Passing std::unique_ptr to constructor to take ownership

Question

I want to pass a std::unique_ptr to the constructor of a class that will take ownership of the data owned by the std::unique_ptr.

Are there any differences between the approaches foo and bar below in terms of how the compiler handles them that would make one of them preferable?

foo class:

template <class T>
class foo
{
    std::unique_ptr<T> data_;

public:
    foo(std::unique_ptr<T>&& data) :
        data_{ std::forward<std::unique_ptr<T>>(data) }
    {
    }
};

bar class:

template <class T>
class bar
{
    std::unique_ptr<T> data_;

public:
    bar(std::unique_ptr<T> data) :
        data_{ std::move(data) }
    {
    }
};

Answer 1

Binding to a reference requires one less move:

void f(std::unique_ptr<T>&& p) { g(std::move(p)); }

f(std::make_unique<T>());  // no move, g binds directly to the temporary

Binding to an object parameter requires one actual move:

void f(std::unique_ptr<T> p) { g(std::move(p)); }

f(std::make_unique<T>());  // p constructed (= moved) from temporary,
                           // g binds to p

The extra move involves one pointer copy, one setting of a pointer to null, and one destructor with a condition check.

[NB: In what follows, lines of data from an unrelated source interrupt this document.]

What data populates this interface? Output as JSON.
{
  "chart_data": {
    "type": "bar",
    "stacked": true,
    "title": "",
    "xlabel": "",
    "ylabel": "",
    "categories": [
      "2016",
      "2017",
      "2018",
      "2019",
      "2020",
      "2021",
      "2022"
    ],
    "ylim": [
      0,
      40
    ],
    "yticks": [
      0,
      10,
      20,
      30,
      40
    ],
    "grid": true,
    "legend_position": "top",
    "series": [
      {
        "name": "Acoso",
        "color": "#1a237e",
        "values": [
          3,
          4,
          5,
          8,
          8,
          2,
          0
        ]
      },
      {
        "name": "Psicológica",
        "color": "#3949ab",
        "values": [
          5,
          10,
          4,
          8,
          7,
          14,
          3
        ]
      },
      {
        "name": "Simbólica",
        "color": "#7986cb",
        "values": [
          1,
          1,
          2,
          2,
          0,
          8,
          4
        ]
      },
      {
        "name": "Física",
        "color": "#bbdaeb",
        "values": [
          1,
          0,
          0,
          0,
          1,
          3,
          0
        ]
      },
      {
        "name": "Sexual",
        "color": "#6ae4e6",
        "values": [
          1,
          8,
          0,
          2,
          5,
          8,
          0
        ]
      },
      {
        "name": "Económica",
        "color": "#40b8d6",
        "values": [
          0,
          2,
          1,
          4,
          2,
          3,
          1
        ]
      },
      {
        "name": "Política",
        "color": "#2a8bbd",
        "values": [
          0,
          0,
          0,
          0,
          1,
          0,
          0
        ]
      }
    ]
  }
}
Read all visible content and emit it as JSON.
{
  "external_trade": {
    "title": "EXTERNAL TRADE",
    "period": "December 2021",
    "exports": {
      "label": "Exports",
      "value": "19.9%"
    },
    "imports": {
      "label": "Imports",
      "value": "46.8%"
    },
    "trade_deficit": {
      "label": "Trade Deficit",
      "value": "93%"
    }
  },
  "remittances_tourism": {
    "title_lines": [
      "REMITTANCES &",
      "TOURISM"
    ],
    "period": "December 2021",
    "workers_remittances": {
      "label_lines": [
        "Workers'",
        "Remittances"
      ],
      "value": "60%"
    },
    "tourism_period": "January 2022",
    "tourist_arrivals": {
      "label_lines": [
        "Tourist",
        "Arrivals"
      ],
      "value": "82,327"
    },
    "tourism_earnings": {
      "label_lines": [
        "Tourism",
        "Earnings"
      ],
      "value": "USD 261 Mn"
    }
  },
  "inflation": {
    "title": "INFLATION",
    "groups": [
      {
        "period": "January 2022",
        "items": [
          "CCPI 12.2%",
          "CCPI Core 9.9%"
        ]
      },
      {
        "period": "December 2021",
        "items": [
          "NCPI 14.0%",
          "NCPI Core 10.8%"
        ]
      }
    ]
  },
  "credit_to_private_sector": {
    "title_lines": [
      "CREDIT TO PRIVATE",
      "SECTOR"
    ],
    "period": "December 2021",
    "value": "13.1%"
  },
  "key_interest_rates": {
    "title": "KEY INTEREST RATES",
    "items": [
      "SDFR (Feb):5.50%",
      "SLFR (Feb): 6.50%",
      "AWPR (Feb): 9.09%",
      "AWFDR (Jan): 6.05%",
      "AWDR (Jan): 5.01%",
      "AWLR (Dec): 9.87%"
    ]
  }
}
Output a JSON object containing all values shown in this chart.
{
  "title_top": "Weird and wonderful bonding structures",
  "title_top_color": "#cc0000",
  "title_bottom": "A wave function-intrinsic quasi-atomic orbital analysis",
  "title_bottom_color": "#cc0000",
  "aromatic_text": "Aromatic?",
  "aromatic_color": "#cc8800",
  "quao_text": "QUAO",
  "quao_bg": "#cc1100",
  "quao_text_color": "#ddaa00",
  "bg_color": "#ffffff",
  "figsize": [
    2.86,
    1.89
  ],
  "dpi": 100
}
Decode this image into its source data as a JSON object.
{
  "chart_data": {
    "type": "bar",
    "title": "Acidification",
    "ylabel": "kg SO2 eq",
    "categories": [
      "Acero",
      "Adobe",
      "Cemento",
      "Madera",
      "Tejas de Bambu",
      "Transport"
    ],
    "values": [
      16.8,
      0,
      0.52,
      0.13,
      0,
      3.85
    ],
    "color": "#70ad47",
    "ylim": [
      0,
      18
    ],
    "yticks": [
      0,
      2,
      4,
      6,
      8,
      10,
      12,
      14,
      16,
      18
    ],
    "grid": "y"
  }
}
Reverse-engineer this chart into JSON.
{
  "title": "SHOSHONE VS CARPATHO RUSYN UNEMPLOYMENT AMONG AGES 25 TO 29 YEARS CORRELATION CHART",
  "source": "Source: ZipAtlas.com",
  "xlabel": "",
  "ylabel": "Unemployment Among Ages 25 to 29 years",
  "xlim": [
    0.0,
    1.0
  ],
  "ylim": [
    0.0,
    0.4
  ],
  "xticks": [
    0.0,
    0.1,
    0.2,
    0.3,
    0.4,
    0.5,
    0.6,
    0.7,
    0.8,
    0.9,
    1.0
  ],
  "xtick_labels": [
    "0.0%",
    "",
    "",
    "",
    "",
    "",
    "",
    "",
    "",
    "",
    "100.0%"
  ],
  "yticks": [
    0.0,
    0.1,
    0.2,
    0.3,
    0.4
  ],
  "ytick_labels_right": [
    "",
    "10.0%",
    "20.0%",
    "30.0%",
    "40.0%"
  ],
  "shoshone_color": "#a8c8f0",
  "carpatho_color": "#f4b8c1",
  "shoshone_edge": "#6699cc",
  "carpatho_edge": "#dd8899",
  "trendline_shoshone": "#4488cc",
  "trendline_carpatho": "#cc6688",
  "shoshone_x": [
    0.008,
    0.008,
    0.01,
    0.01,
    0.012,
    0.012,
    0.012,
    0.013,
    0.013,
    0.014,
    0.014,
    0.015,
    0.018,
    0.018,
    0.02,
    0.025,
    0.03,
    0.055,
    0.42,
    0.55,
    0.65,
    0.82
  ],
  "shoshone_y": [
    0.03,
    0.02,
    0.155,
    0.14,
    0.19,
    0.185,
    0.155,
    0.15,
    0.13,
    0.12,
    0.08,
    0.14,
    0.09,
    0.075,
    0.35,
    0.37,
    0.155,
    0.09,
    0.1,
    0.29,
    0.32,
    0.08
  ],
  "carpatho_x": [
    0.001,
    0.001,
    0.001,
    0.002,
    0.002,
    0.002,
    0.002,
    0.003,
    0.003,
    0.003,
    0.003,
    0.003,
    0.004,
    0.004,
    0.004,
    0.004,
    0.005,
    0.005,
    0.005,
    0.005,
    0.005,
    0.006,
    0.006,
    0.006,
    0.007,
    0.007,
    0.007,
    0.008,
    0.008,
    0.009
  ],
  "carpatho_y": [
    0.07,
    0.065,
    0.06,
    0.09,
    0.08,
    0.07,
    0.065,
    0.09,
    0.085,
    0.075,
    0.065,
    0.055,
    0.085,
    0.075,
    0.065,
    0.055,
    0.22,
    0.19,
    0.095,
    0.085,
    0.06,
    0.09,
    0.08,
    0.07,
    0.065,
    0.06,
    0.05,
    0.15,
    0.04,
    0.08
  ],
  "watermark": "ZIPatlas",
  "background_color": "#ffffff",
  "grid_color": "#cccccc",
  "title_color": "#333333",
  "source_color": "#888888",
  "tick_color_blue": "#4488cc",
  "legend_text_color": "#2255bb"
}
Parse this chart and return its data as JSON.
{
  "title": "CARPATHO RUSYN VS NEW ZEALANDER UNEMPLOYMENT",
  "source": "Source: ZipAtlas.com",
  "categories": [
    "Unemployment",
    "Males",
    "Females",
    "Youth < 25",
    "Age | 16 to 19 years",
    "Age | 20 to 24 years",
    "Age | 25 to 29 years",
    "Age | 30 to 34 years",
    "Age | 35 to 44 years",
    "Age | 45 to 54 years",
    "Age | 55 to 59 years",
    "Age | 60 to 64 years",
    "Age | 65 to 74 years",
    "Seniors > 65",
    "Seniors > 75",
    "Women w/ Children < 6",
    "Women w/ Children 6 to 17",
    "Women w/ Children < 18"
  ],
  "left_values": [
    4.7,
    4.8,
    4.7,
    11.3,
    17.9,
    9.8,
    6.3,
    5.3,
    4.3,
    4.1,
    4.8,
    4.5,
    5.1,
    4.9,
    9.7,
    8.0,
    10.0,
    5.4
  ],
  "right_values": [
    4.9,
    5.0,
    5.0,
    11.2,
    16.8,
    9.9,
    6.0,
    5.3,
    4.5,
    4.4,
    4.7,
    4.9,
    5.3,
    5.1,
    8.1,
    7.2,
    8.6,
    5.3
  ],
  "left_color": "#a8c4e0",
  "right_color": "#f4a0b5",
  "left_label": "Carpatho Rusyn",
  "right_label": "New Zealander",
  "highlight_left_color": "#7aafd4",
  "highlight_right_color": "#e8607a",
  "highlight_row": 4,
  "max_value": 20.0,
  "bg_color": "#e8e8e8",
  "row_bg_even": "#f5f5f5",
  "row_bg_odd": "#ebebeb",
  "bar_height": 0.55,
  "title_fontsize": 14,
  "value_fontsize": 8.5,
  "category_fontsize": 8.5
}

This is not a big cost, and the question of which style to use depends on the kind of code you're writing:

The more leaf your code is and the less it is used, the more the simple version with by-value passing buys you simplicity. Conversely, the more library your code is and the less you know your users, the more there is value in not imposing avoidable cost, no matter how small.

You decide.